A successful year for Czech armourers with new challenges on the horizon

 25. 12. 2022      category: Topic
Přidat na Seznam.cz

This year will be a very profitable one for the Czech arms industry. The war in Ukraine has increased the demand for weapons and heavy combat equipment by leaps and bounds. This is evidenced by data provided by some arms companies. The CSG holding, which includes among others Kopřivnice-based Tatra, Excalibur Army in Šternberk, Moravia, or the Pardubice-based radar manufacturer Retia, is counting on sales of around CZK 30 billion. Excalibur Army repairs/modernizes and supplies T-72 tanks, tracked IFVs, self-propelled howitzers and rocket launchers to Ukraine. The fact is that this year almost fifty percent of Czech arms exports will go to Ukraine.

ea_01Picture: Modernized T-72EA tank, with 155mm MORANA howitzer in the background | Michal Pivoňka / CZ DEFENCE

At the Army commanders' meeting, Defence Minister Jana Černochová was able to state that the Czech Republic has been successful in its assistance to Ukraine. It is obvious that the ability to produce weapons, provide the necessary service and also cooperate with foreign partners contributes significantly to strengthening the state's defence capability and at the same time returns considerable funds back to the state budget.

However, assistance to Ukraine can take other forms than arms exports or servicing. In the words of the President of the Ukrainian Association of Defence and Security Industry, Yevhen Krupa, a pilot project is now being launched in cooperation with Kopřivnice Tatra to employ Ukrainian specialists whose defence industry enterprises were destroyed in Ukraine and whose families are located on our territory. Negotiations have already been held at the intergovernmental level and it is tentatively envisaged that up to a thousand Ukrainian engineers and technicians could arrive in the Czech Republic. In addition, it can be noted that Kopřivnice Tatra lacks 500 qualified workers.

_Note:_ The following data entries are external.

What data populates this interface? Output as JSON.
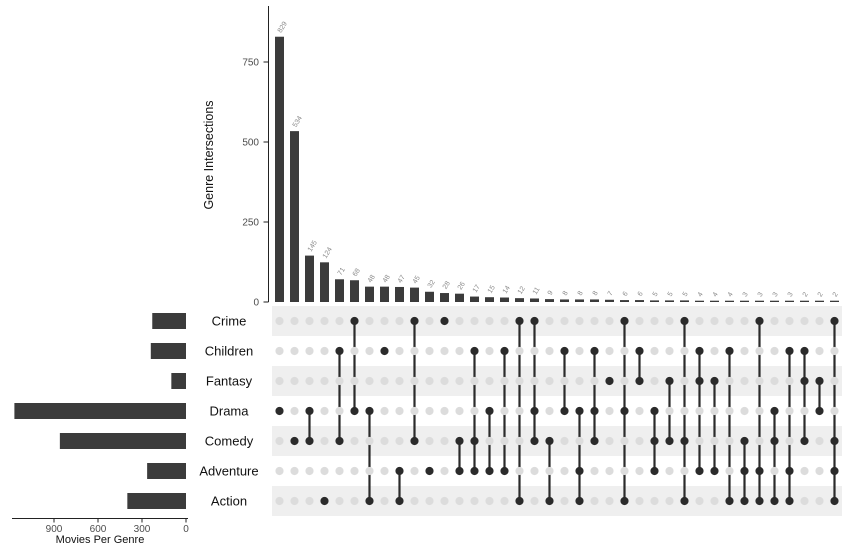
{
  "top_chart": {
    "ylabel": "Genre Intersections",
    "yticks": [
      0,
      250,
      500,
      750
    ]
  },
  "left_chart": {
    "title": "Movies Per Genre",
    "xticks": [
      900,
      600,
      300,
      0
    ]
  },
  "chart_data": {
    "type": "bar",
    "subtype": "upset",
    "ylabel": "Genre Intersections",
    "set_size_label": "Movies Per Genre",
    "intersection_ylim": [
      0,
      900
    ],
    "set_size_ticks": [
      900,
      600,
      300,
      0
    ],
    "grid": false,
    "sets": [
      {
        "name": "Crime",
        "size": 230
      },
      {
        "name": "Children",
        "size": 240
      },
      {
        "name": "Fantasy",
        "size": 100
      },
      {
        "name": "Drama",
        "size": 1170
      },
      {
        "name": "Comedy",
        "size": 860
      },
      {
        "name": "Adventure",
        "size": 265
      },
      {
        "name": "Action",
        "size": 400
      }
    ],
    "intersections": [
      {
        "sets": [
          "Drama"
        ],
        "value": 829
      },
      {
        "sets": [
          "Comedy"
        ],
        "value": 534
      },
      {
        "sets": [
          "Drama",
          "Comedy"
        ],
        "value": 145
      },
      {
        "sets": [
          "Action"
        ],
        "value": 124
      },
      {
        "sets": [
          "Children",
          "Comedy"
        ],
        "value": 71
      },
      {
        "sets": [
          "Crime",
          "Drama"
        ],
        "value": 68
      },
      {
        "sets": [
          "Drama",
          "Action"
        ],
        "value": 48
      },
      {
        "sets": [
          "Children"
        ],
        "value": 48
      },
      {
        "sets": [
          "Adventure",
          "Action"
        ],
        "value": 47
      },
      {
        "sets": [
          "Crime",
          "Comedy"
        ],
        "value": 45
      },
      {
        "sets": [
          "Adventure"
        ],
        "value": 32
      },
      {
        "sets": [
          "Crime"
        ],
        "value": 28
      },
      {
        "sets": [
          "Comedy",
          "Adventure"
        ],
        "value": 26
      },
      {
        "sets": [
          "Children",
          "Comedy",
          "Adventure"
        ],
        "value": 17
      },
      {
        "sets": [
          "Drama",
          "Adventure"
        ],
        "value": 15
      },
      {
        "sets": [
          "Children",
          "Adventure"
        ],
        "value": 14
      },
      {
        "sets": [
          "Crime",
          "Action"
        ],
        "value": 12
      },
      {
        "sets": [
          "Crime",
          "Drama",
          "Comedy"
        ],
        "value": 11
      },
      {
        "sets": [
          "Comedy",
          "Action"
        ],
        "value": 9
      },
      {
        "sets": [
          "Children",
          "Drama"
        ],
        "value": 8
      },
      {
        "sets": [
          "Drama",
          "Adventure",
          "Action"
        ],
        "value": 8
      },
      {
        "sets": [
          "Children",
          "Drama",
          "Comedy"
        ],
        "value": 8
      },
      {
        "sets": [
          "Fantasy"
        ],
        "value": 7
      },
      {
        "sets": [
          "Crime",
          "Drama",
          "Action"
        ],
        "value": 6
      },
      {
        "sets": [
          "Children",
          "Fantasy"
        ],
        "value": 6
      },
      {
        "sets": [
          "Drama",
          "Comedy",
          "Adventure"
        ],
        "value": 5
      },
      {
        "sets": [
          "Fantasy",
          "Comedy"
        ],
        "value": 5
      },
      {
        "sets": [
          "Crime",
          "Comedy",
          "Action"
        ],
        "value": 5
      },
      {
        "sets": [
          "Children",
          "Fantasy",
          "Adventure"
        ],
        "value": 4
      },
      {
        "sets": [
          "Fantasy",
          "Adventure"
        ],
        "value": 4
      },
      {
        "sets": [
          "Children",
          "Action"
        ],
        "value": 4
      },
      {
        "sets": [
          "Comedy",
          "Adventure",
          "Action"
        ],
        "value": 3
      },
      {
        "sets": [
          "Crime",
          "Adventure",
          "Action"
        ],
        "value": 3
      },
      {
        "sets": [
          "Drama",
          "Comedy",
          "Action"
        ],
        "value": 3
      },
      {
        "sets": [
          "Children",
          "Adventure",
          "Action"
        ],
        "value": 3
      },
      {
        "sets": [
          "Children",
          "Fantasy",
          "Comedy"
        ],
        "value": 2
      },
      {
        "sets": [
          "Fantasy",
          "Drama"
        ],
        "value": 2
      },
      {
        "sets": [
          "Crime",
          "Comedy",
          "Adventure",
          "Action"
        ],
        "value": 2
      }
    ]
  },
  "colors": {
    "bar": "#3b3b3b",
    "dot_active": "#2b2b2b",
    "dot_inactive": "#dcdcdc",
    "row_shade": "#efefef",
    "axis_text": "#4d4d4d",
    "value_label": "#8a8a8a",
    "axis_line": "#222222",
    "text": "#111111"
  }
}
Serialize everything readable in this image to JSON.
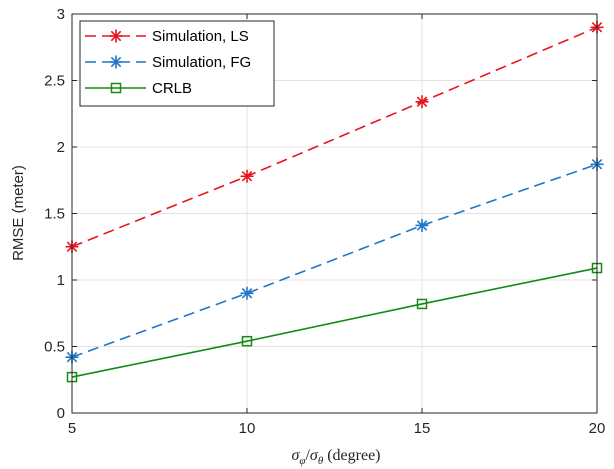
{
  "chart_data": {
    "type": "line",
    "x": [
      5,
      10,
      15,
      20
    ],
    "xlim": [
      5,
      20
    ],
    "ylim": [
      0,
      3
    ],
    "xticks": [
      5,
      10,
      15,
      20
    ],
    "yticks": [
      0,
      0.5,
      1,
      1.5,
      2,
      2.5,
      3
    ],
    "xtick_labels": [
      "5",
      "10",
      "15",
      "20"
    ],
    "ytick_labels": [
      "0",
      "0.5",
      "1",
      "1.5",
      "2",
      "2.5",
      "3"
    ],
    "xlabel": "σφ/σθ (degree)",
    "ylabel": "RMSE (meter)",
    "grid": true,
    "legend_position": "top-left",
    "series": [
      {
        "name": "Simulation, LS",
        "values": [
          1.25,
          1.78,
          2.34,
          2.9
        ],
        "color": "#e8141e",
        "dash": "dashed",
        "marker": "asterisk"
      },
      {
        "name": "Simulation, FG",
        "values": [
          0.42,
          0.9,
          1.41,
          1.87
        ],
        "color": "#1f77c8",
        "dash": "dashed",
        "marker": "asterisk"
      },
      {
        "name": "CRLB",
        "values": [
          0.27,
          0.54,
          0.82,
          1.09
        ],
        "color": "#138a13",
        "dash": "solid",
        "marker": "square"
      }
    ]
  }
}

But next year may be more difficult for the defence industry. A warning finger was raised by AOBP president Jiří Hynek. This year was exceptional, he said, also because Czech companies drew on stocks of old Soviet equipment. "Such growth will not be repeated, however, because a lot of stock was drawn on and it started to run out." According to Hynek, there will soon be a phase when companies will have to produce everything, which is not easy because there is a shortage of materials and people.

Tom Waldwyn of the International Institute for Strategic Studies confirms this view: rebuilding inventories and production capacity will be a long process. For some countries, he says, it may mean more significant investment in infrastructure. This will certainly not come cheap, as inflation, volatile supply chains and rising raw material prices drive up costs.

The situation with the shortage of gunpowder is an illustrative example. According to the German newspaper Die Welt, German munitions factories are mainly facing a shortage of fibre residues from the processing of raw cotton, whose reaction with nitric acid and sulphuric acid produces nitrocellulose, which is used to produce gunpowder. And the most important supplier of cotton residues is China. But supplies from here have now slowed down considerably. It started with the disruption of supply chains due to the pandemic. It can now take up to nine months from placing an order to delivery, whereas in the past it took at most three months. The question is what the loosening of covid restrictions in China and the possible increased morbidity in the population will do to supply. The situation is therefore very unpredictable. In addition, some analysts say that the Chinese see the supply restrictions as part of a 'systemic competition' between the West and China. If, for example, a US-China 'chip war' is under way, then the above thesis may not be far from the truth.

In light of these challenges and potential turbulence, the extent to which Czech defence companies are able to expand and diversify their production portfolio and win new contracts outside Ukraine is important. The aforementioned CSG holding is undoubtedly successful in this respect, having managed to acquire Fiocchi, a global manufacturer of small calibre ammunition with production in Italy, the UK and the USA. At the same time, the holding has also penetrated the Asian market, where it has won two contracts for the Indonesian Ministry of Defence worth over EUR 500 million (almost CZK 12.2 billion) for the supply of a medium-range air defence system and a tactical ballistic missile system. The contract is the responsibility of Excalibur International, which is part of the holding company and another holding company, Retia, is also involved.